Premiership clubs tried to scrap promotion and relegation entirely earlier this year, but met resistance to ‘ring-fencing’ from both the Rugby Football Union and the second-tier competition.
A compromise has been drawn up that would see the Premiership increased from 12 clubs to 13 and the side that finishes bottom then playing off – home and away – against the Championship victors for the final spot.
However, there are 13 PRL shareholders, including promoted London Irish and Newcastle Falcons who have just been relegated.
Each receives ‘P Shares’ – even when in the second tier – which significantly outweighs anything Championship clubs receive from central funds and makes the task for ambitious clubs like Doncaster, Cornish Pirates and Ealing almost impossible.
PRL would like to get plans in place for 2019-20 with the new season having a delayed start in October due to the World Cup.
“In a way their current idea is still partially ring-fencing considering the funding of the team that’s coming down,” De Mulder said.
“The ‘P Shares’ system for founding members of the PRL in our opinion – and our lawyers’ opinion – is a cartel, or a monopoly, at least.
“The Championship clubs have had that legal advice; it’s been conveyed to PRL. For years we have been asking PRL for us to actually see the P Shares agreement. They have still refused to give it to us.

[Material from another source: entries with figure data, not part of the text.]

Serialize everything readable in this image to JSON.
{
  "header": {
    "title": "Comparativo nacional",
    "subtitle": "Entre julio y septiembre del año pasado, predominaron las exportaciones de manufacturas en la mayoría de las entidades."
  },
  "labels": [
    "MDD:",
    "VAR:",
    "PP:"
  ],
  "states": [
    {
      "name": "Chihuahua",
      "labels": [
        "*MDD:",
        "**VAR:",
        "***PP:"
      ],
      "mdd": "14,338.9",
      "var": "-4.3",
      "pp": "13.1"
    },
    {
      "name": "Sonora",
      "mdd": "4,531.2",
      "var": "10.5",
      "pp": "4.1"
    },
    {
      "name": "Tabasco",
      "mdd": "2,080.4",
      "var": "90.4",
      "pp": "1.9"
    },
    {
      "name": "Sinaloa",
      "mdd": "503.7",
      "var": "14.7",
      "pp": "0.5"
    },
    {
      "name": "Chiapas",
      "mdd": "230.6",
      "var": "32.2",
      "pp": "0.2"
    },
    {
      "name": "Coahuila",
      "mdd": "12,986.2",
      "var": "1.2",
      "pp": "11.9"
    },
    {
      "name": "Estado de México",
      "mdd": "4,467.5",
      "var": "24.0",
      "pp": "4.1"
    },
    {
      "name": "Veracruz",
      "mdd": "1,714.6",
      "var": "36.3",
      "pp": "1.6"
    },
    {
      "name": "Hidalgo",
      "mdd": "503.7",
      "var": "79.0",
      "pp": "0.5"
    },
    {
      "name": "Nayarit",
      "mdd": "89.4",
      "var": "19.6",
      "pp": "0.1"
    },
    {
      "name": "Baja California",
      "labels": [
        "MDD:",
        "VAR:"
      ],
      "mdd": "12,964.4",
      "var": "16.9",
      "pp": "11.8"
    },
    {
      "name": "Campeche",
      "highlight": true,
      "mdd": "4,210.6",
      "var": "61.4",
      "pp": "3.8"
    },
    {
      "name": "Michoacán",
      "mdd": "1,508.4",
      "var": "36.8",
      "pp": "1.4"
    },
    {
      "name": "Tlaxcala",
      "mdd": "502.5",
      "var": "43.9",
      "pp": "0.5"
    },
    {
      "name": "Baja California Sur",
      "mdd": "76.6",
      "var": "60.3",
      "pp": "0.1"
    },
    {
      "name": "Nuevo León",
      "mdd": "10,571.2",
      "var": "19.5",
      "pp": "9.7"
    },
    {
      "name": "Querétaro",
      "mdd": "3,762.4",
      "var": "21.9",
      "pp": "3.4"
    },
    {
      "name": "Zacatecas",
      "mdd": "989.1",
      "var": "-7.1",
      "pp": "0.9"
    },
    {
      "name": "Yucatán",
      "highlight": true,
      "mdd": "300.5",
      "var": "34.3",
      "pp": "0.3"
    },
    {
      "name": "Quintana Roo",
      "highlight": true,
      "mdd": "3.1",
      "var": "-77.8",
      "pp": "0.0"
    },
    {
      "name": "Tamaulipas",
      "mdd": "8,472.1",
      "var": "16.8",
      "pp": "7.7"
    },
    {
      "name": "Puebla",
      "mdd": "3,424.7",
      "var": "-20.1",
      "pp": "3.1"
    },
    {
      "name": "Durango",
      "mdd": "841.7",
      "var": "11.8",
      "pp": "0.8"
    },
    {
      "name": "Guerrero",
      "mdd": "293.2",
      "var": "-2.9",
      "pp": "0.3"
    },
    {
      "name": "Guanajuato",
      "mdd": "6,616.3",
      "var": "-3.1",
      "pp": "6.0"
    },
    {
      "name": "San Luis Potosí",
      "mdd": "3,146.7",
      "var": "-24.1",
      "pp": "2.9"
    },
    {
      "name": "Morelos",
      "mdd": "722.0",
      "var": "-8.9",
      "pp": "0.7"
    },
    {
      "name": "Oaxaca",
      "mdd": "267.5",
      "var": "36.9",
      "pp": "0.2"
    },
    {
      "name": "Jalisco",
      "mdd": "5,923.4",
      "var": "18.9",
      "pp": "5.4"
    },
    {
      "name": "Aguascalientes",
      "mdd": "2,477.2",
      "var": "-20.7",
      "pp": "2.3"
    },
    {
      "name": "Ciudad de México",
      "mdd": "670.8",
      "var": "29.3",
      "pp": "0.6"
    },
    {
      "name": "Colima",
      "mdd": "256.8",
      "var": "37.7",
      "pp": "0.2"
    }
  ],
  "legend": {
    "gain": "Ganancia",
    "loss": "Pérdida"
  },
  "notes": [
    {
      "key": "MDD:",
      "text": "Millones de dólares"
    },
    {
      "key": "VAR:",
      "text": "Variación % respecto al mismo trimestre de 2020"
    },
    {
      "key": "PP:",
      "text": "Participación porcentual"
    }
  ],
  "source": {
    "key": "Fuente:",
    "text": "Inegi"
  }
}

“In our lawyer’s opinion, number one, the P Share is absolutely devastating for any (non-PRL) Championship club who gets into the Premiership because of the lack of funding.
“The other is anyone who comes down from the Premiership has then also got a huge advantage over the other Championship clubs.

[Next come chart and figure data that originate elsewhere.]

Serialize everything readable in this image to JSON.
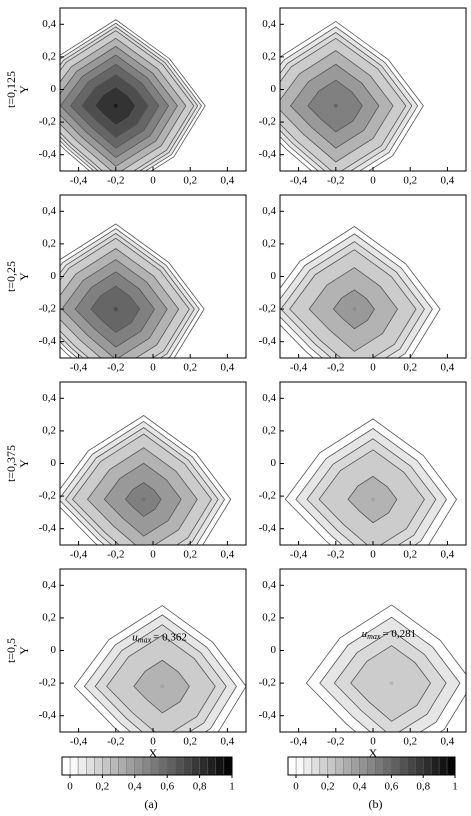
{
  "chart_data": [
    {
      "type": "contour",
      "row_label": "t=0,125",
      "ylabel": "Y",
      "xlim": [
        -0.5,
        0.5
      ],
      "ylim": [
        -0.5,
        0.5
      ],
      "xticks": [
        {
          "value": -0.4,
          "label": "-0,4"
        },
        {
          "value": -0.2,
          "label": "-0,2"
        },
        0,
        {
          "value": 0.2,
          "label": "0,2"
        },
        {
          "value": 0.4,
          "label": "0,4"
        }
      ],
      "yticks": [
        {
          "value": -0.4,
          "label": "-0,4"
        },
        {
          "value": -0.2,
          "label": "-0,2"
        },
        0,
        {
          "value": 0.2,
          "label": "0,2"
        },
        {
          "value": 0.4,
          "label": "0,4"
        }
      ],
      "peak": {
        "x": -0.2,
        "y": -0.1,
        "max": 0.9
      },
      "levels": [
        0.05,
        0.1,
        0.15,
        0.2,
        0.3,
        0.4,
        0.5,
        0.6,
        0.7,
        0.8
      ]
    },
    {
      "type": "contour",
      "xlim": [
        -0.5,
        0.5
      ],
      "ylim": [
        -0.5,
        0.5
      ],
      "xticks": [
        {
          "value": -0.4,
          "label": "-0,4"
        },
        {
          "value": -0.2,
          "label": "-0,2"
        },
        0,
        {
          "value": 0.2,
          "label": "0,2"
        },
        {
          "value": 0.4,
          "label": "0,4"
        }
      ],
      "yticks": [
        {
          "value": -0.4,
          "label": "-0,4"
        },
        {
          "value": -0.2,
          "label": "-0,2"
        },
        0,
        {
          "value": 0.2,
          "label": "0,2"
        },
        {
          "value": 0.4,
          "label": "0,4"
        }
      ],
      "peak": {
        "x": -0.2,
        "y": -0.1,
        "max": 0.6
      },
      "levels": [
        0.05,
        0.1,
        0.15,
        0.2,
        0.3,
        0.4,
        0.5
      ]
    },
    {
      "type": "contour",
      "row_label": "t=0,25",
      "ylabel": "Y",
      "xlim": [
        -0.5,
        0.5
      ],
      "ylim": [
        -0.5,
        0.5
      ],
      "xticks": [
        {
          "value": -0.4,
          "label": "-0,4"
        },
        {
          "value": -0.2,
          "label": "-0,2"
        },
        0,
        {
          "value": 0.2,
          "label": "0,2"
        },
        {
          "value": 0.4,
          "label": "0,4"
        }
      ],
      "yticks": [
        {
          "value": -0.4,
          "label": "-0,4"
        },
        {
          "value": -0.2,
          "label": "-0,2"
        },
        0,
        {
          "value": 0.2,
          "label": "0,2"
        },
        {
          "value": 0.4,
          "label": "0,4"
        }
      ],
      "peak": {
        "x": -0.2,
        "y": -0.2,
        "max": 0.7
      },
      "levels": [
        0.05,
        0.1,
        0.15,
        0.2,
        0.3,
        0.4,
        0.5,
        0.6
      ]
    },
    {
      "type": "contour",
      "xlim": [
        -0.5,
        0.5
      ],
      "ylim": [
        -0.5,
        0.5
      ],
      "xticks": [
        {
          "value": -0.4,
          "label": "-0,4"
        },
        {
          "value": -0.2,
          "label": "-0,2"
        },
        0,
        {
          "value": 0.2,
          "label": "0,2"
        },
        {
          "value": 0.4,
          "label": "0,4"
        }
      ],
      "yticks": [
        {
          "value": -0.4,
          "label": "-0,4"
        },
        {
          "value": -0.2,
          "label": "-0,2"
        },
        0,
        {
          "value": 0.2,
          "label": "0,2"
        },
        {
          "value": 0.4,
          "label": "0,4"
        }
      ],
      "peak": {
        "x": -0.1,
        "y": -0.2,
        "max": 0.45
      },
      "levels": [
        0.05,
        0.1,
        0.15,
        0.2,
        0.3,
        0.4
      ]
    },
    {
      "type": "contour",
      "row_label": "t=0,375",
      "ylabel": "Y",
      "xlim": [
        -0.5,
        0.5
      ],
      "ylim": [
        -0.5,
        0.5
      ],
      "xticks": [
        {
          "value": -0.4,
          "label": "-0,4"
        },
        {
          "value": -0.2,
          "label": "-0,2"
        },
        0,
        {
          "value": 0.2,
          "label": "0,2"
        },
        {
          "value": 0.4,
          "label": "0,4"
        }
      ],
      "yticks": [
        {
          "value": -0.4,
          "label": "-0,4"
        },
        {
          "value": -0.2,
          "label": "-0,2"
        },
        0,
        {
          "value": 0.2,
          "label": "0,2"
        },
        {
          "value": 0.4,
          "label": "0,4"
        }
      ],
      "peak": {
        "x": -0.05,
        "y": -0.22,
        "max": 0.55
      },
      "levels": [
        0.05,
        0.1,
        0.15,
        0.2,
        0.3,
        0.4,
        0.5
      ]
    },
    {
      "type": "contour",
      "xlim": [
        -0.5,
        0.5
      ],
      "ylim": [
        -0.5,
        0.5
      ],
      "xticks": [
        {
          "value": -0.4,
          "label": "-0,4"
        },
        {
          "value": -0.2,
          "label": "-0,2"
        },
        0,
        {
          "value": 0.2,
          "label": "0,2"
        },
        {
          "value": 0.4,
          "label": "0,4"
        }
      ],
      "yticks": [
        {
          "value": -0.4,
          "label": "-0,4"
        },
        {
          "value": -0.2,
          "label": "-0,2"
        },
        0,
        {
          "value": 0.2,
          "label": "0,2"
        },
        {
          "value": 0.4,
          "label": "0,4"
        }
      ],
      "peak": {
        "x": 0,
        "y": -0.22,
        "max": 0.35
      },
      "levels": [
        0.05,
        0.1,
        0.15,
        0.2,
        0.3
      ]
    },
    {
      "type": "contour",
      "row_label": "t=0,5",
      "ylabel": "Y",
      "xlabel": "X",
      "xlim": [
        -0.5,
        0.5
      ],
      "ylim": [
        -0.5,
        0.5
      ],
      "xticks": [
        {
          "value": -0.4,
          "label": "-0,4"
        },
        {
          "value": -0.2,
          "label": "-0,2"
        },
        0,
        {
          "value": 0.2,
          "label": "0,2"
        },
        {
          "value": 0.4,
          "label": "0,4"
        }
      ],
      "yticks": [
        {
          "value": -0.4,
          "label": "-0,4"
        },
        {
          "value": -0.2,
          "label": "-0,2"
        },
        0,
        {
          "value": 0.2,
          "label": "0,2"
        },
        {
          "value": 0.4,
          "label": "0,4"
        }
      ],
      "peak": {
        "x": 0.05,
        "y": -0.22,
        "max": 0.362
      },
      "annotation": {
        "symbol": "u",
        "subscript": "max",
        "text": "= 0,362"
      },
      "levels": [
        0.05,
        0.1,
        0.15,
        0.2,
        0.3
      ]
    },
    {
      "type": "contour",
      "xlabel": "X",
      "xlim": [
        -0.5,
        0.5
      ],
      "ylim": [
        -0.5,
        0.5
      ],
      "xticks": [
        {
          "value": -0.4,
          "label": "-0,4"
        },
        {
          "value": -0.2,
          "label": "-0,2"
        },
        0,
        {
          "value": 0.2,
          "label": "0,2"
        },
        {
          "value": 0.4,
          "label": "0,4"
        }
      ],
      "yticks": [
        {
          "value": -0.4,
          "label": "-0,4"
        },
        {
          "value": -0.2,
          "label": "-0,2"
        },
        0,
        {
          "value": 0.2,
          "label": "0,2"
        },
        {
          "value": 0.4,
          "label": "0,4"
        }
      ],
      "peak": {
        "x": 0.1,
        "y": -0.2,
        "max": 0.281
      },
      "annotation": {
        "symbol": "u",
        "subscript": "max",
        "text": "= 0,281"
      },
      "levels": [
        0.05,
        0.1,
        0.15,
        0.2
      ]
    },
    {
      "type": "colorbar",
      "caption": "(a)",
      "lim": [
        0,
        1
      ],
      "ticks": [
        0,
        {
          "value": 0.2,
          "label": "0,2"
        },
        {
          "value": 0.4,
          "label": "0,4"
        },
        {
          "value": 0.6,
          "label": "0,6"
        },
        {
          "value": 0.8,
          "label": "0,8"
        },
        1
      ]
    },
    {
      "type": "colorbar",
      "caption": "(b)",
      "lim": [
        0,
        1
      ],
      "ticks": [
        0,
        {
          "value": 0.2,
          "label": "0,2"
        },
        {
          "value": 0.4,
          "label": "0,4"
        },
        {
          "value": 0.6,
          "label": "0,6"
        },
        {
          "value": 0.8,
          "label": "0,8"
        },
        1
      ]
    }
  ]
}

“We get £600,000 from the RFU, part of which is for stadium development and community work, not just for paying players.
“What the Premiership clubs get is in the millions and a huge difference in the funding.

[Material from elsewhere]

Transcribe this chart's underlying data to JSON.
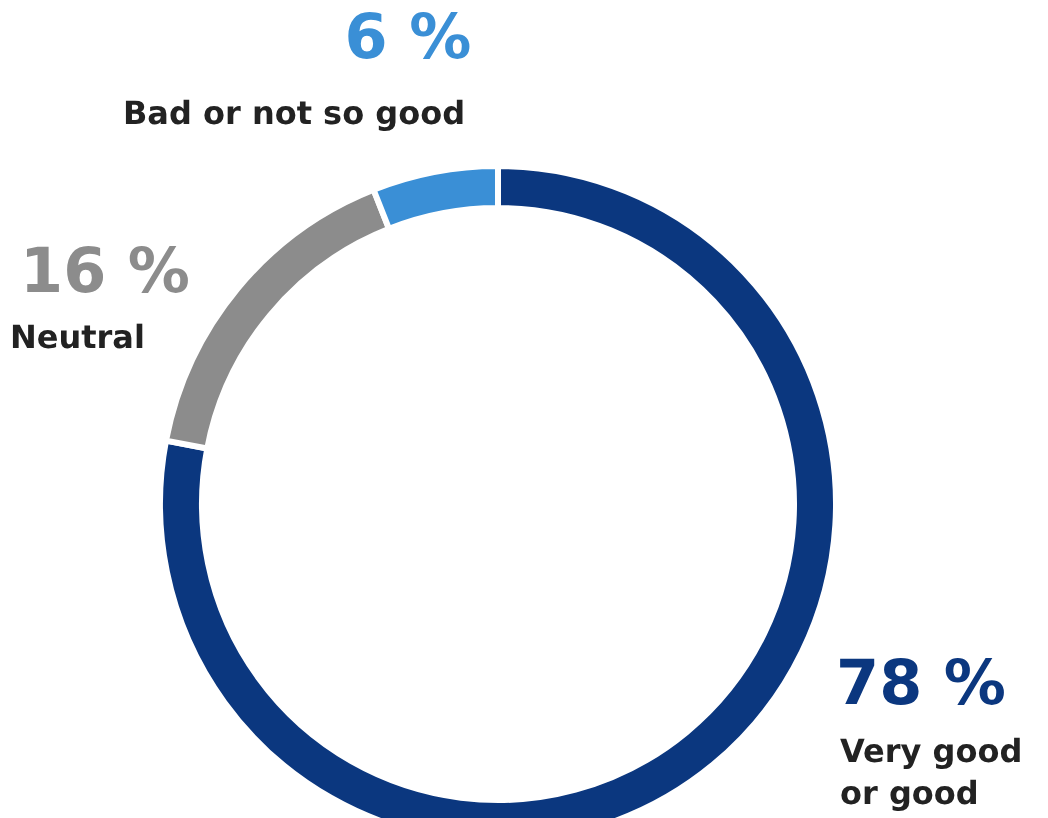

“The sort of body we’d go to is the Competition Markets Authority. We’d present our case to them who would then hopefully take it on board.
“Those guys have a lot of power. They have the power to make businesses – and it (PRL) is a business – alter what they are doing.
“Most Championship clubs spend at least £1m on their squads alone. You’d want something along those lines and it should be made fair if we are going to take this (deal) on.”
Traditionally teams that have earned promotion have struggled to establish themselves in the elite with Bristol, Yorkshire Carnegie, London Irish and Newcastle all clubs that have suffered relegation more than once.
London Welsh, of course, have been promoted twice since 2012, but went straight back down on each occasion and eventually went into liquidation two years ago.
Carnegie, relegated in 2011, reached the Championship play-off final against Irish two years ago, but missed out and now are in financial ruin, preparing to play as a part-time club next season.
When still Leeds Carnegie, they sold their PRL shares in 2012 to Exeter Chiefs, a club who, admittedly, did go on and secure themselves in the Premiership, becoming champions in 2017 and finishing runners-up last year.
They offer hope to the rest.
And, after private equity firm CVC Capital Partners invested more than £200m into Premier Rugby in December – for a 27 per cent share – De Mulder feels the Championship is now in a better bargaining position.
“For the first time, in this latest negotiation, the Championship has importance,” he said.
“Before we had little clout. They could tell us what they like.
“But now they have CVC coming in, putting in vast amounts of capital, things are different.
“The CVC have grandiose ideas of getting a good say in all matters in all leagues in Europe and leading onto the Six Nations as well.
“Okay, the Championship is a small cog in that wheel, but we feel that for the first time we have an important role – and that is to protect promotion and relegation. We are safeguarding it.
“There could be another Exeter. At Doncaster we nearly made the Premiership (in 2016) although, I think, if we’d have got there, we’d have come straight down again because of this unfair funding situation.
“Our negotiation will contain lots of elements of this kind to make the funding fairer for promoted clubs.”
De Mulder, 75, is a lifelong Doncaster fan who has invested vast sums himself into the Knights along with fellow benefactor and president Steve Lloyd.
Yet, having lost narrowly in the Championship final to Bristol in 2016, the following year – on the eve of the play-offs – the South Yorkshire club announced they could not afford to go up even if they were promoted.
They aim to help change that, not just for Doncaster but all Championship clubs, in the months ahead.